Photosymbiosis in freshwater ciliates: elucidating its diversity, functioning and evolution with single-cell sequencing
Symbiosis is best defined as a long-term association of two or more organisms. One of the best-understood symbioses is the partnership between corals and unicellular algae. In this system, the photosynthetic symbiont produces sugars and transfers them into the host, which in return provides shelter to the symbiont. This kind of symbiosis of heterotrophic host and algae is known as photosymbiosis.
Photosymbioses are widespread in marine ecosystems and are highly significant for ecosystem functioning through their important contribution to biomass and primary production. The symbioses enable their participants to overcome the influence of growth-limiting factors by acquiring the scarce substrates from their partners. Among the hosts are animals and microbial eukaryotes (protists), such as radiolarians, foraminiferans, and ciliates. Recently, it has also been shown that symbiotic systems can be much more complex than just host-symbiont pairs – additional microbial players can participate in the functioning and stabilization of symbiosis.

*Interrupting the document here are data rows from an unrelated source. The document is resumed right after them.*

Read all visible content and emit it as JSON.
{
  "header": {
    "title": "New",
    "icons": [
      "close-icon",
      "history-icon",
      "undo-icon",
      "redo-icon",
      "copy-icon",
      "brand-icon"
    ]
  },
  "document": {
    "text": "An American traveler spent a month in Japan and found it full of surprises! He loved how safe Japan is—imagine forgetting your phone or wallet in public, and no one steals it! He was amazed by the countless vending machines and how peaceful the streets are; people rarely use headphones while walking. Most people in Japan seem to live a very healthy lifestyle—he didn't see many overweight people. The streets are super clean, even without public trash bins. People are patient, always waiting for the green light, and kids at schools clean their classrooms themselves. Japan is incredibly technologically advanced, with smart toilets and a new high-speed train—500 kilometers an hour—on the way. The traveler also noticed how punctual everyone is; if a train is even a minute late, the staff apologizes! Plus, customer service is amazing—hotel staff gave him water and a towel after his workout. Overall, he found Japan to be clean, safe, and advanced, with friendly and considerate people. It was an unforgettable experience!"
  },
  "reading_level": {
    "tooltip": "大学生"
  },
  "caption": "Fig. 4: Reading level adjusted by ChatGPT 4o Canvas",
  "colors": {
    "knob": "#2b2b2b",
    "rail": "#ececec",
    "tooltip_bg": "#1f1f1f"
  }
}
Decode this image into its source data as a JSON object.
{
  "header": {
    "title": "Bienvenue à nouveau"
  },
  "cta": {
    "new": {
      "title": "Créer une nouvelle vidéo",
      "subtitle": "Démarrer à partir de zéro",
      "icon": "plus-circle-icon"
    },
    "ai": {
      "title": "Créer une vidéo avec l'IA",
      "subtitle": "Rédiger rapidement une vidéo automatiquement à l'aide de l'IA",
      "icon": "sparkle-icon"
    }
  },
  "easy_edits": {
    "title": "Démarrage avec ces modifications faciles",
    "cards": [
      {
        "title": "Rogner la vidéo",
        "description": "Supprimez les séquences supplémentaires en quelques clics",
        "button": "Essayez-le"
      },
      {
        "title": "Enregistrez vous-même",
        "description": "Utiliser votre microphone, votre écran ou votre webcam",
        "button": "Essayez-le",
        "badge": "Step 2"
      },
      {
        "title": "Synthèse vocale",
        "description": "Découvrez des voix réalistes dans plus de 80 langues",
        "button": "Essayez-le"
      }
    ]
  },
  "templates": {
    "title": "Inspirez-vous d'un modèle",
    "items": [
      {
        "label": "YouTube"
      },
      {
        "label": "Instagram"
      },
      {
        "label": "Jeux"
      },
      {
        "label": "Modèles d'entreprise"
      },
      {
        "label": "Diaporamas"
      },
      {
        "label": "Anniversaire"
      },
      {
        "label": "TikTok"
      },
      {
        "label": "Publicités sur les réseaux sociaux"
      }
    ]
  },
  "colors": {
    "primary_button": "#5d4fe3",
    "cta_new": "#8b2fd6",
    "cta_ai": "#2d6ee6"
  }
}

Due to the evolutionary significance of photosymbiosis and its ecological role in aquatic ecosystems, there is a growing number of studies on photosymbiotic systems in marine environments. However, the diversity, functioning and evolution of photosymbiosis in fresh waters are still poorly described, with the bulk of current research focused on a model ciliate Paramecium bursaria and its green algal photosymbiont Chlorella. To improve our understanding of freshwater symbioses, we will focus on different species of photosymbiotic ciliates.
We will use short DNA fragment (molecular barcode) sequencing methods to identify the diversity of photosymbiotic ciliates in selected freshwater environments. We will also collect environmental data, such as nutrient availability, water temperature, dissolved oxygen, and light accessibility, to learn about the environmental preferences of various ciliates of interest. The characterization of the host, symbiont and other possible players will be achieved by sequencing genomes from single cells isolated directly from the environment. Genome analysis will allow for predicting biological interactions between partners, such as the nutrient exchange. We will employ single-cell transcriptome sequencing of hosts and symbionts to analyse their gene expression patterns, which will facilitate the identification of potential mechanisms for controlling host-symbiont interactions.
Carrying out the field experiments will make it possible to evaluate the environmental factors’ influence on the abundance and diversity of freshwater photosymbiotic ciliates. The molecular characterization of the host, symbiont, and other players will help understand the molecular basis of symbiotic systems’ functioning and stability. Results of this project will contribute to our understanding of photosymbiosis and, more broadly, mixotrophy (i.e., the ability to use both heterotrophic and phototrophic modes of nutrition). That is particularly growing in importance due to the role of mixotrophs in aquatic ecosystems under changing environmental conditions. Characterization of the investigated symbiotic systems on a molecular level will also contribute to our understanding of the impact of symbiosis on the evolution of eukaryotes.